Strieber hasn’t given up his extra-terrestrialism, even as The X-Files have come and gone. And maybe the time is right for a resurgence of alien abduction stories. At least Joel Silver and his Dark Castle production shingle are hoping so; they’ve optioned a comic book Strieber created, The Nye Incidents. This fictional story – supposedly based on real events – is about… well, let me have the product description at Amazon do the work for me:
Lynn Devlin is a medical examiner who thinks she has seen everything
Nye County has to throw at her. She copes with methodical, rational
logic. But when a grotesque murder of a supposed alien abductee occurs
that cannot be solved with her scalpel and microscope, Lynn finds her
detachment is shattered, and her dreams haunted by large, dark,
oval-shaped eyes. Now, only one thing is certain: There’s a killer
loose in the alien abductee community… human or otherwise!

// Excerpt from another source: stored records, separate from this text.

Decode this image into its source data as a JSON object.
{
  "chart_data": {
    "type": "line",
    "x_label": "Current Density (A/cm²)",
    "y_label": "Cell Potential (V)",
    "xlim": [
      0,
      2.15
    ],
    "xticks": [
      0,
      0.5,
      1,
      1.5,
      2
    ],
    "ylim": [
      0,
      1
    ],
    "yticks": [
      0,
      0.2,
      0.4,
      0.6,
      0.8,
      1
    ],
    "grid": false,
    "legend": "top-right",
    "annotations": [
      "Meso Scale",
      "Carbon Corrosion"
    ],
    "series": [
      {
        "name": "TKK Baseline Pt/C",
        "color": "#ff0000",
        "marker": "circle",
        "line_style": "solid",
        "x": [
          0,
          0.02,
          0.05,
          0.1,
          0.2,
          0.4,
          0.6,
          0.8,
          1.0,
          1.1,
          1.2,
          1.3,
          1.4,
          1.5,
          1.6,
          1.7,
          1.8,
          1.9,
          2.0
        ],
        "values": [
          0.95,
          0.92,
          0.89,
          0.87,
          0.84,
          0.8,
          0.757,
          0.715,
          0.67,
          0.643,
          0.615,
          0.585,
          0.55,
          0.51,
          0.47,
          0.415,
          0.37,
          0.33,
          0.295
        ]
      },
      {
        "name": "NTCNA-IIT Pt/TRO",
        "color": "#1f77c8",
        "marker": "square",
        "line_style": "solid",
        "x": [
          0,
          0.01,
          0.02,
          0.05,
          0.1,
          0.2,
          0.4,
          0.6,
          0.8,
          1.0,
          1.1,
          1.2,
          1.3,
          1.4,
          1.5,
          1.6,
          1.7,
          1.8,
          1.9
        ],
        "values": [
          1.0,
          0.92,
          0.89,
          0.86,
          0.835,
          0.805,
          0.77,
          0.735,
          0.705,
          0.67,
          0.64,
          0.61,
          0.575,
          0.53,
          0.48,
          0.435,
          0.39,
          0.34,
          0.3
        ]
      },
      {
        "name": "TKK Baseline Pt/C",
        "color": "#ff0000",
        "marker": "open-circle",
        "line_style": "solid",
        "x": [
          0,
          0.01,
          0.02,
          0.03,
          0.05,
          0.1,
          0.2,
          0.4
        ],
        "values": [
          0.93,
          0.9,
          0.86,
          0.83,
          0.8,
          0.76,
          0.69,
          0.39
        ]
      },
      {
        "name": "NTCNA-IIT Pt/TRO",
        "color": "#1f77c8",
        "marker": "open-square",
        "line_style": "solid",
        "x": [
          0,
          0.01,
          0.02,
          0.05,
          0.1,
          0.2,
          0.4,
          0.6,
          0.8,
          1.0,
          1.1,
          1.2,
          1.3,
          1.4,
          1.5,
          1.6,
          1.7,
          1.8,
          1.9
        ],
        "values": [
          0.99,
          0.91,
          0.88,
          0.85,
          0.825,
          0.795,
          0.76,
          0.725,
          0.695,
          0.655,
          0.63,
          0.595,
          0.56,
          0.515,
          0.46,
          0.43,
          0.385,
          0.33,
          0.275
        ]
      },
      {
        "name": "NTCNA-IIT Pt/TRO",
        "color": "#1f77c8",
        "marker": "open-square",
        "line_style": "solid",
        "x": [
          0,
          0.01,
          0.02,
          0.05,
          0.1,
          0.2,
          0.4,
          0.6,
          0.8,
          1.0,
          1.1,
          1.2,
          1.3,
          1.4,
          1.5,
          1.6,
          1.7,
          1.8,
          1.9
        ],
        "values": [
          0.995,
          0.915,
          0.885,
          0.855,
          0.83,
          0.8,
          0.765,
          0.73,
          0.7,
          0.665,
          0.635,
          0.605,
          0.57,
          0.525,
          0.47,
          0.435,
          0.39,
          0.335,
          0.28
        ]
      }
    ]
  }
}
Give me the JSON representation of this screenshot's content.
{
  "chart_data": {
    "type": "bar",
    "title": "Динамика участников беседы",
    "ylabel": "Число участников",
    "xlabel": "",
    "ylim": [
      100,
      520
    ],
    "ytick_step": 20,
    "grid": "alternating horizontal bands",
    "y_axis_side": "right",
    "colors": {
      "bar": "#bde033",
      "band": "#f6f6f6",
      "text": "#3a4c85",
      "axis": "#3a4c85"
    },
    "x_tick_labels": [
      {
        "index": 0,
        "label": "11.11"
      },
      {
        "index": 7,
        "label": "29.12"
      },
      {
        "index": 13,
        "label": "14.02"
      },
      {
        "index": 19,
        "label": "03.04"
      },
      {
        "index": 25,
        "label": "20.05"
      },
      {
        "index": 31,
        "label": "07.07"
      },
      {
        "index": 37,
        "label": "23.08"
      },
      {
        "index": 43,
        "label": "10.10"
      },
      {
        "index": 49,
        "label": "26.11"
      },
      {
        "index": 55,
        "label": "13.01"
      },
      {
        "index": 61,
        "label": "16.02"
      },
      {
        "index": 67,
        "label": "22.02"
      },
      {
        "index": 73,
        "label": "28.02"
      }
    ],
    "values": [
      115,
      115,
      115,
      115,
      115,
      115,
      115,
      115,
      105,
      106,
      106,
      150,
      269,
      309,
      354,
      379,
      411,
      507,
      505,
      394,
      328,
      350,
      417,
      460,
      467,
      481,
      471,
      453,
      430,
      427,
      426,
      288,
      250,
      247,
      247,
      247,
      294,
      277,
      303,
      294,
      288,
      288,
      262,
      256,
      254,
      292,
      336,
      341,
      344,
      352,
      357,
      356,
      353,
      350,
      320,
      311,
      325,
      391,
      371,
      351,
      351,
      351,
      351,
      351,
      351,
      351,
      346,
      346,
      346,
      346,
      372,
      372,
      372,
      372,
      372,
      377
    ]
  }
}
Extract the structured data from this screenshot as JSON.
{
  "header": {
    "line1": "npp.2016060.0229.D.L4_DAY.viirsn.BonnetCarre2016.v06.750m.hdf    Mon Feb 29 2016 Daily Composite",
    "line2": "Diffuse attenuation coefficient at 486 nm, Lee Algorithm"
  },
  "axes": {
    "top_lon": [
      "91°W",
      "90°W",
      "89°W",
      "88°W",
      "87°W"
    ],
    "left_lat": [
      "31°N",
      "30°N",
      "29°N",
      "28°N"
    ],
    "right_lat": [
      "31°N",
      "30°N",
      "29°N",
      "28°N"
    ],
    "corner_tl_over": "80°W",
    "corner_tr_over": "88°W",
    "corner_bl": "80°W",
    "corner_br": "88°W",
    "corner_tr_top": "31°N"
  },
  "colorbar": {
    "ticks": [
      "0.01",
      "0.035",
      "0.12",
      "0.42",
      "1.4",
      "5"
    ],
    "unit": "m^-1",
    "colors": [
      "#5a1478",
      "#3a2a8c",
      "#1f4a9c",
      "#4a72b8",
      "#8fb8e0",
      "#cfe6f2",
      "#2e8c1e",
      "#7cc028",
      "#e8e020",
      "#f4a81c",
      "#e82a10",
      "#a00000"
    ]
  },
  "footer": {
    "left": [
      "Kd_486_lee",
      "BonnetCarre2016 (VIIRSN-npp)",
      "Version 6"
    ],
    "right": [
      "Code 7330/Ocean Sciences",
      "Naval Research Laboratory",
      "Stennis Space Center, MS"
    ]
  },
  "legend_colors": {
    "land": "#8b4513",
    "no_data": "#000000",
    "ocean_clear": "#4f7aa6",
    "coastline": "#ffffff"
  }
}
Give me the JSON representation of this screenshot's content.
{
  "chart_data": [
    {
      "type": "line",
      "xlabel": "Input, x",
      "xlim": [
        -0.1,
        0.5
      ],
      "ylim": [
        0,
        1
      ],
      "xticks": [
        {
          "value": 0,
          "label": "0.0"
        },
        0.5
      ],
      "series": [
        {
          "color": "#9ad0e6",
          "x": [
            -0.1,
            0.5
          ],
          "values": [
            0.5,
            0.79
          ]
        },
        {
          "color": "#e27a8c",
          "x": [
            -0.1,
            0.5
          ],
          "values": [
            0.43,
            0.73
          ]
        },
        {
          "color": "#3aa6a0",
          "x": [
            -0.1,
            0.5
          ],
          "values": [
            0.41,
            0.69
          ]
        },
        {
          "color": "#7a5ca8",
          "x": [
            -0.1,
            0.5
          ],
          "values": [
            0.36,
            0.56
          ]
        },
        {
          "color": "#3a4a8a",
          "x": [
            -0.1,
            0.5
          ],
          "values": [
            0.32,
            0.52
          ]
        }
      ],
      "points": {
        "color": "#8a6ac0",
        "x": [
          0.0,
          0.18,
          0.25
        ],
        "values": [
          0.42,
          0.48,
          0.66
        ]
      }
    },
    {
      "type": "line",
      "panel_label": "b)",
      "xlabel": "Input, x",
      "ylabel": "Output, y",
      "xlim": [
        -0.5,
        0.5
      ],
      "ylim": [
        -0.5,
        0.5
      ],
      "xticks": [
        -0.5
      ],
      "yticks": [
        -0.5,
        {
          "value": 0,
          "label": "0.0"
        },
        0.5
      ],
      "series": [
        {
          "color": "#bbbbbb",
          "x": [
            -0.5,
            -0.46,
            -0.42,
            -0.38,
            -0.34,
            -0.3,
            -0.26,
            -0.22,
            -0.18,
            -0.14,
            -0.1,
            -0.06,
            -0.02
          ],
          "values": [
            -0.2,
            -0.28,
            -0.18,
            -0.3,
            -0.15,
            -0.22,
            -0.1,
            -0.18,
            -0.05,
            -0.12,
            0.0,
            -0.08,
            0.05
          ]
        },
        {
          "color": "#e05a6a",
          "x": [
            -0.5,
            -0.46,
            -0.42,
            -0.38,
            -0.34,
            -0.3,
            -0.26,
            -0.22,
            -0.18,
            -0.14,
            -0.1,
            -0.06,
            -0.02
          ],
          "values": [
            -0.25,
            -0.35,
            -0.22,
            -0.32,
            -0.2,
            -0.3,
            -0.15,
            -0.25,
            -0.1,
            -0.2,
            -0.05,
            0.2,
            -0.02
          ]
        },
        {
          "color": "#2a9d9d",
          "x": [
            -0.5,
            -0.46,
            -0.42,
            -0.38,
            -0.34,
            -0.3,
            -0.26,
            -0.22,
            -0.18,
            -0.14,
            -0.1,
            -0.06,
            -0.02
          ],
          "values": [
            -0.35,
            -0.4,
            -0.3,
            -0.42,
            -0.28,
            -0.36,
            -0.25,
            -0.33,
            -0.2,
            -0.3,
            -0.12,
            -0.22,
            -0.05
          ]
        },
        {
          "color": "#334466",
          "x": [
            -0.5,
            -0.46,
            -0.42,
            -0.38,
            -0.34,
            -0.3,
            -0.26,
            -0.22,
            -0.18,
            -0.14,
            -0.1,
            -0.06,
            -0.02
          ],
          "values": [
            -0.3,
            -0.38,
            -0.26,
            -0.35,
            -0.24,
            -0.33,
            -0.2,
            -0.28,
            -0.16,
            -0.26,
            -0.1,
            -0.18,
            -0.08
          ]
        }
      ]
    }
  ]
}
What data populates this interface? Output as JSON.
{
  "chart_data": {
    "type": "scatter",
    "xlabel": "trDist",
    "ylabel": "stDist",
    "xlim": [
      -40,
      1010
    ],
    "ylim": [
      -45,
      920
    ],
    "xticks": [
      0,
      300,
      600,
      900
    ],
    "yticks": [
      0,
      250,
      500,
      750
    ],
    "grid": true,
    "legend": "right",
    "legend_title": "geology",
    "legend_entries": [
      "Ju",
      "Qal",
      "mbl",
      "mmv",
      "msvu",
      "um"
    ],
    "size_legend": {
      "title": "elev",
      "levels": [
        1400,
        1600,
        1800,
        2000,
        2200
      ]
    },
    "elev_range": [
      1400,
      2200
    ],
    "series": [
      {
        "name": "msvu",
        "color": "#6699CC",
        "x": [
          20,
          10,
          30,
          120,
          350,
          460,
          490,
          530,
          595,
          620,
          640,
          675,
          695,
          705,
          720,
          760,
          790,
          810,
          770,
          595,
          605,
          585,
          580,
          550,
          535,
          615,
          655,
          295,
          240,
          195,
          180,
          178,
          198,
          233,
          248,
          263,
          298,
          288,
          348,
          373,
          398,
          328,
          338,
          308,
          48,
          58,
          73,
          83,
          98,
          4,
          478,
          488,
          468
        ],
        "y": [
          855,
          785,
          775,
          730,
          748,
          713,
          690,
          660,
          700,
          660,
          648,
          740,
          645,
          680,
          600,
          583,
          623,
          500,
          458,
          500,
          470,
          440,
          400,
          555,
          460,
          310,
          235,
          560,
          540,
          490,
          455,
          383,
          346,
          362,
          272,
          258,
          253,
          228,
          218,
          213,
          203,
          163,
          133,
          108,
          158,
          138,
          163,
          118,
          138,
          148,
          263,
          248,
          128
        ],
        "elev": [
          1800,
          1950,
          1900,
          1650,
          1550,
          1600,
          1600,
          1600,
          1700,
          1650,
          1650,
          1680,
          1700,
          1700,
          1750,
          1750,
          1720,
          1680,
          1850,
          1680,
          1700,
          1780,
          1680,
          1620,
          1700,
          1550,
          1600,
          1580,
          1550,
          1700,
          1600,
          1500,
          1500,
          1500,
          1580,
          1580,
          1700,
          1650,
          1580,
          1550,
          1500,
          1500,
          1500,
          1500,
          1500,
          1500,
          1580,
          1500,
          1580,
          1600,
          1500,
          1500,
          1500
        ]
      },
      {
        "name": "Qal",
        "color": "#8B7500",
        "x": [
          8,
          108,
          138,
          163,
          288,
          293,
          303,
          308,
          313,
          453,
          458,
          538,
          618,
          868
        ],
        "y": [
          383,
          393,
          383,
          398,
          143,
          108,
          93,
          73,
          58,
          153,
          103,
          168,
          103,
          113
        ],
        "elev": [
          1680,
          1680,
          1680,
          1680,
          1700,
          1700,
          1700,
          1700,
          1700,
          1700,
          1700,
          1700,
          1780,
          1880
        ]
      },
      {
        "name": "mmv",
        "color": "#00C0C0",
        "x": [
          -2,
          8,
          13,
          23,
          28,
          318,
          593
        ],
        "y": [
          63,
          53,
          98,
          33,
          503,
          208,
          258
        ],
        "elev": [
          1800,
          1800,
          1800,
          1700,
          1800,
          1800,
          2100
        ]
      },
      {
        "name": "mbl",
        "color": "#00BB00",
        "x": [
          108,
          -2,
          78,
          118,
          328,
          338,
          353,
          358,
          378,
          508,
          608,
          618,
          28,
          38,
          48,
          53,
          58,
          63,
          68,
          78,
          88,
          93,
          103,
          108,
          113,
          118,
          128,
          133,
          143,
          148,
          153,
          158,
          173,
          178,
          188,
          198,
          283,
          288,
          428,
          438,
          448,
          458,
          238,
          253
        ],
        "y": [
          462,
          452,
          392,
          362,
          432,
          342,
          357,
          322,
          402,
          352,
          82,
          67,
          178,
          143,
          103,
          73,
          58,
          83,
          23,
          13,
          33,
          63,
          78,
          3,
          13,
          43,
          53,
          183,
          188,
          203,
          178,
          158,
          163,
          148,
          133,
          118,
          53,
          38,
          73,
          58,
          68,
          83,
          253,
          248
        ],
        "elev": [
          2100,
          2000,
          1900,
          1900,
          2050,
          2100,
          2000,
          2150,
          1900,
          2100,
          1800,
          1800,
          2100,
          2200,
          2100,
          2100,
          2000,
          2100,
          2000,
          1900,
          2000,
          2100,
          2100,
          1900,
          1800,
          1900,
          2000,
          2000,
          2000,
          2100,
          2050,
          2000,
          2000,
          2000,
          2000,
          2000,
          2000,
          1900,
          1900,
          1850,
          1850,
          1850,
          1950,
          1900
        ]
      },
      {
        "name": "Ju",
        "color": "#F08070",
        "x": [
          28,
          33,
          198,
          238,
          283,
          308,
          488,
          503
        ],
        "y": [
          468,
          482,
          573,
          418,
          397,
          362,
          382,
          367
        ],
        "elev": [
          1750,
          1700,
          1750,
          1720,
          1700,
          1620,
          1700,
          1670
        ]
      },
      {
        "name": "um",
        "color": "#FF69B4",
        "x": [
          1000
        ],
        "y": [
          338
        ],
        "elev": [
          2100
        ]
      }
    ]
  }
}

The film is being directed by Todd Lincoln, who has been developing the comic book adaptation Hack/Slash (along Dan Alter, who is also producing The Nye Incidents as well as Jonny Quest). Todd’s a really good guy, and I’m excited to see what he can do with Strieber’s concept.
* it is here that I must say that in the 80s and 90s I was big into UFOs and for a while was pretty convinced of the reality of alien abduction. Over the years it became obvious just how crazy many of these people were, especially as their already credulity stretching stories just kept getting weirder and weirder. In the end I found myself liking a lot of the theories put forward by Jacques Vallee; although also weird, they at least account for being weird.